Anonymous hacks Angolan government after activists jailed

Internet

Collective says it attacked official websites in retaliation to sentences given to 17 members of a book club in Luanda

A Portuguese branch of the Anonymous hacking collective says it has shut down around 20 Angolan government websites in retaliation to the jailing of 17 youth activists for plotting a “rebellion”.

The youths, including well-known rapper Luaty Beirão, were sentenced on Monday to between two and eight-and-a-half years, in a ruling that Amnesty International said was “an affront to justice”.

In a statement on its Facebook page the Anonymous Portugal group listed the government websites it said it had attacked. None of the websites were accessible on Wednesday.

“The real criminals are outside, defended by the capitalist system that increasingly spreads in the minds of the weak,” Anonymous said.

There was no immediate comment from the Angolan government on the alleged cyber attack.
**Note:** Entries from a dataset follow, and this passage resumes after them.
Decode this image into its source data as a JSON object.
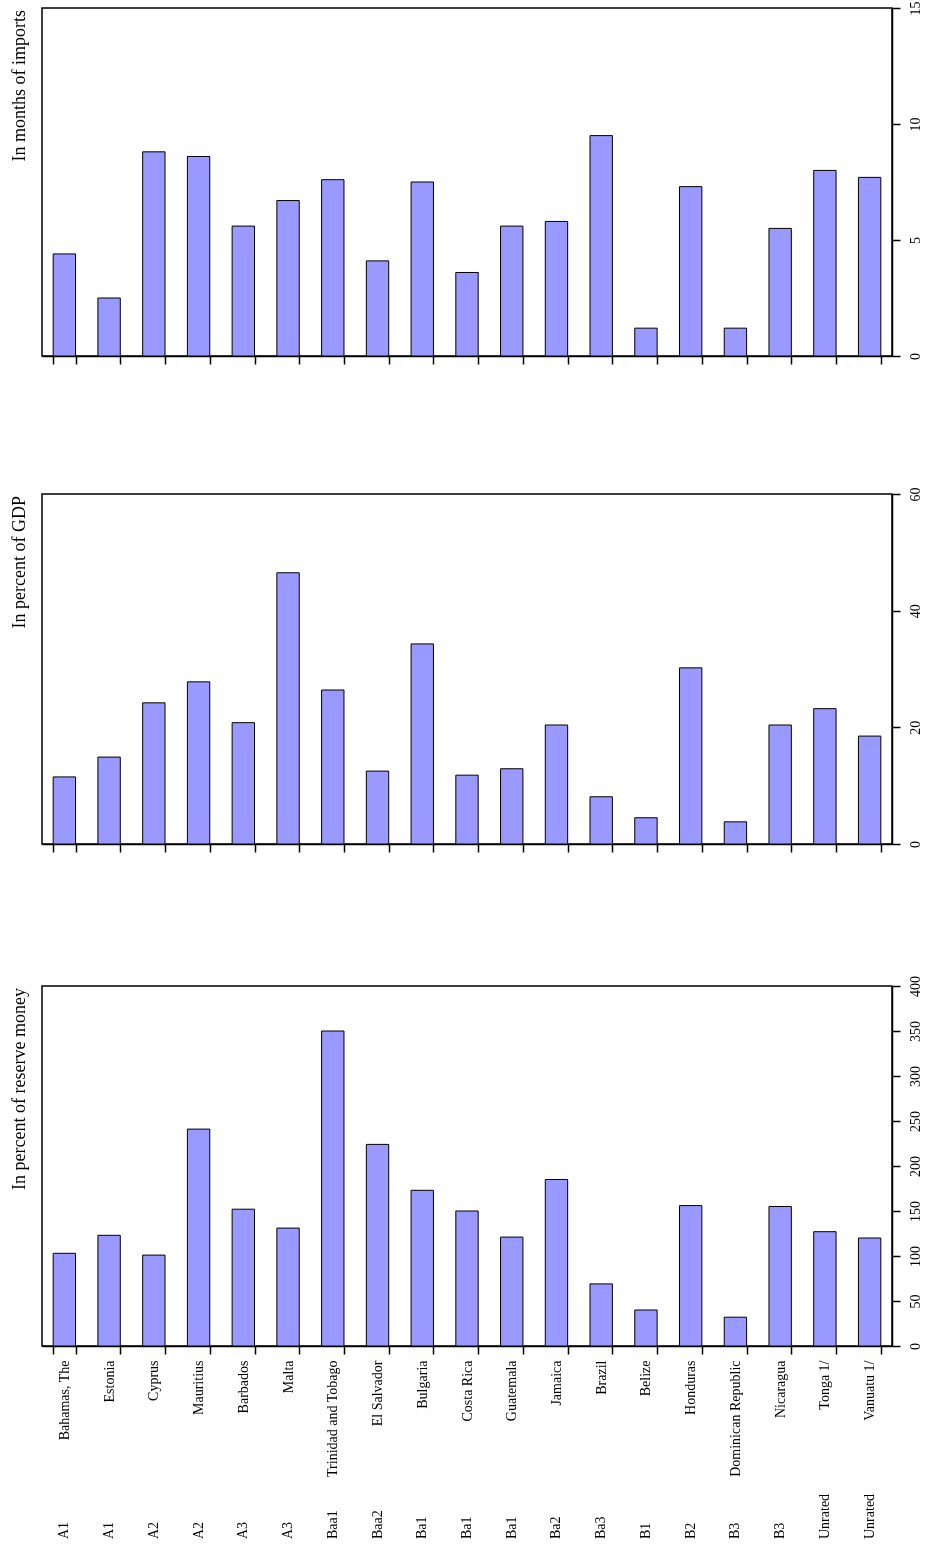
{
  "chart_data": [
    {
      "type": "bar",
      "ylabel": "In months of imports",
      "categories": [
        null,
        null,
        null,
        null,
        null,
        null,
        null,
        null,
        null,
        null,
        null,
        null,
        null,
        null,
        null,
        null,
        null,
        null,
        null
      ],
      "values": [
        4.4,
        2.5,
        8.8,
        8.6,
        5.6,
        6.7,
        7.6,
        4.1,
        7.5,
        3.6,
        5.6,
        5.8,
        9.5,
        1.2,
        7.3,
        1.2,
        5.5,
        8.0,
        7.7
      ],
      "color": "#9999ff",
      "ylim": [
        0,
        15
      ],
      "yticks": [
        0,
        5,
        10,
        15
      ],
      "tick_labels": "y"
    },
    {
      "type": "bar",
      "ylabel": "In percent of GDP",
      "categories": [
        null,
        null,
        null,
        null,
        null,
        null,
        null,
        null,
        null,
        null,
        null,
        null,
        null,
        null,
        null,
        null,
        null,
        null,
        null
      ],
      "values": [
        11.5,
        14.9,
        24.2,
        27.8,
        20.8,
        46.5,
        26.4,
        12.5,
        34.3,
        11.8,
        12.9,
        20.4,
        8.1,
        4.5,
        30.2,
        3.8,
        20.4,
        23.2,
        18.5
      ],
      "color": "#9999ff",
      "ylim": [
        0,
        60
      ],
      "yticks": [
        0,
        20,
        40,
        60
      ],
      "tick_labels": "y"
    },
    {
      "type": "bar",
      "ylabel": "In percent of reserve money",
      "categories": [
        "Bahamas, The",
        "Estonia",
        "Cyprus",
        "Mauritius",
        "Barbados",
        "Malta",
        "Trinidad and Tobago",
        "El Salvador",
        "Bulgaria",
        "Costa Rica",
        "Guatemala",
        "Jamaica",
        "Brazil",
        "Belize",
        "Honduras",
        "Dominican Republic",
        "Nicaragua",
        "Tonga 1/",
        "Vanuatu 1/"
      ],
      "values": [
        103,
        123,
        101,
        241,
        152,
        131,
        350,
        224,
        173,
        150,
        121,
        185,
        69,
        40,
        156,
        32,
        155,
        127,
        120
      ],
      "color": "#9999ff",
      "ylim": [
        0,
        400
      ],
      "yticks": [
        0,
        50,
        100,
        150,
        200,
        250,
        300,
        350,
        400
      ],
      "annotations": [
        "A1",
        "A1",
        "A2",
        "A2",
        "A3",
        "A3",
        "Baa1",
        "Baa2",
        "Ba1",
        "Ba1",
        "Ba1",
        "Ba2",
        "Ba3",
        "B1",
        "B2",
        "B3",
        "B3",
        "Unrated",
        "Unrated"
      ]
    }
  ]
}
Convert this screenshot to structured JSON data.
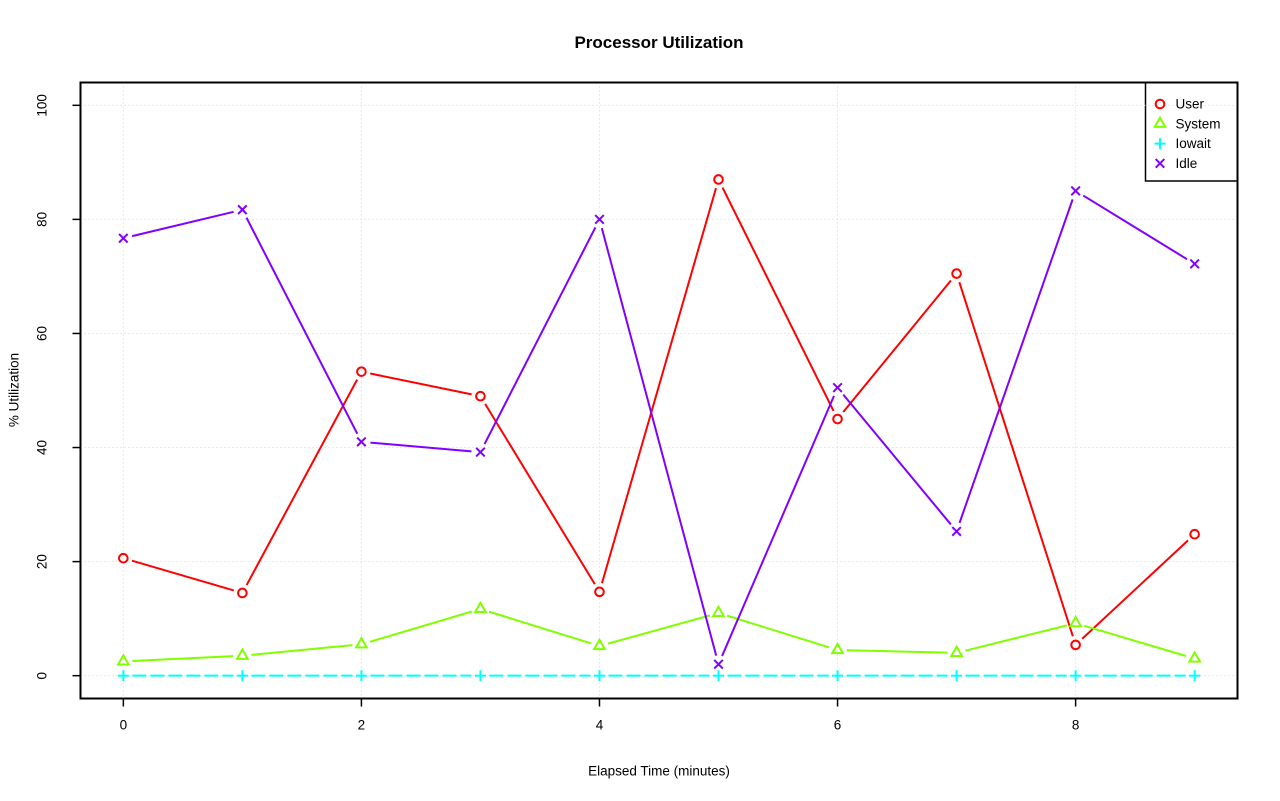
{
  "chart_data": {
    "type": "line",
    "title": "Processor Utilization",
    "xlabel": "Elapsed Time (minutes)",
    "ylabel": "% Utilization",
    "x": [
      0,
      1,
      2,
      3,
      4,
      5,
      6,
      7,
      8,
      9
    ],
    "series": [
      {
        "name": "User",
        "color": "#FF0000",
        "marker": "circle",
        "line": "solid",
        "values": [
          20.6,
          14.5,
          53.3,
          49,
          14.7,
          87,
          45,
          70.5,
          5.4,
          24.8
        ]
      },
      {
        "name": "System",
        "color": "#80FF00",
        "marker": "triangle",
        "line": "solid",
        "values": [
          2.5,
          3.5,
          5.5,
          11.7,
          5.2,
          11,
          4.5,
          4,
          9.2,
          3
        ]
      },
      {
        "name": "Iowait",
        "color": "#00FFFF",
        "marker": "plus",
        "line": "dashed",
        "values": [
          0,
          0,
          0,
          0,
          0,
          0,
          0,
          0,
          0,
          0
        ]
      },
      {
        "name": "Idle",
        "color": "#8000FF",
        "marker": "x",
        "line": "solid",
        "values": [
          76.7,
          81.7,
          41,
          39.2,
          80,
          2,
          50.5,
          25.3,
          85,
          72.2
        ]
      }
    ],
    "xticks": [
      0,
      2,
      4,
      6,
      8
    ],
    "xtick_labels": [
      "0",
      "2",
      "4",
      "6",
      "8"
    ],
    "yticks": [
      0,
      20,
      40,
      60,
      80,
      100
    ],
    "ytick_labels": [
      "0",
      "20",
      "40",
      "60",
      "80",
      "100"
    ],
    "xlim": [
      -0.36,
      9.36
    ],
    "ylim": [
      -4,
      104
    ],
    "grid": true,
    "grid_color": "#D3D3D3",
    "axis_color": "#000000",
    "background": "#FFFFFF",
    "legend": {
      "position": "top-right",
      "entries": [
        "User",
        "System",
        "Iowait",
        "Idle"
      ]
    }
  }
}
Beirão, who holds dual Portuguese and Angolan nationality, has a loyal fan base in Portugal, the colonial ruler of Angola until the country won its independence after a protracted war in 1974.

Amnesty called for the immediate release of the activists, 15 of whom were detained during a weekly book group meeting in the capital Luanda last June.

“Angolan authorities use the criminal justice system to silence dissenting views,” said Amnesty director Deprose Muchena.

“The activists have been wrongly convicted in a deeply-politicised trial. They are the victims of a government determined to intimidate anyone who dares to question its repressive policies.”

At the sentencing, about 30 protesters outside the court yelled “free the youths, arrest dictator Jose Eduardo dos Santos”, the president of Angola since 1979.

A man who shouted inside the court that the sentences were a “travesty of justice” was himself sentenced on Tuesday to eight months in jail.

The jailed activists insist they are peaceful campaigners lobbying for Dos Santos, 73, to step down.

This month, he said he would retire in 2018 but the announcement was received with scepticism following two similar pledges in the past. His current mandate ends at the end of next year.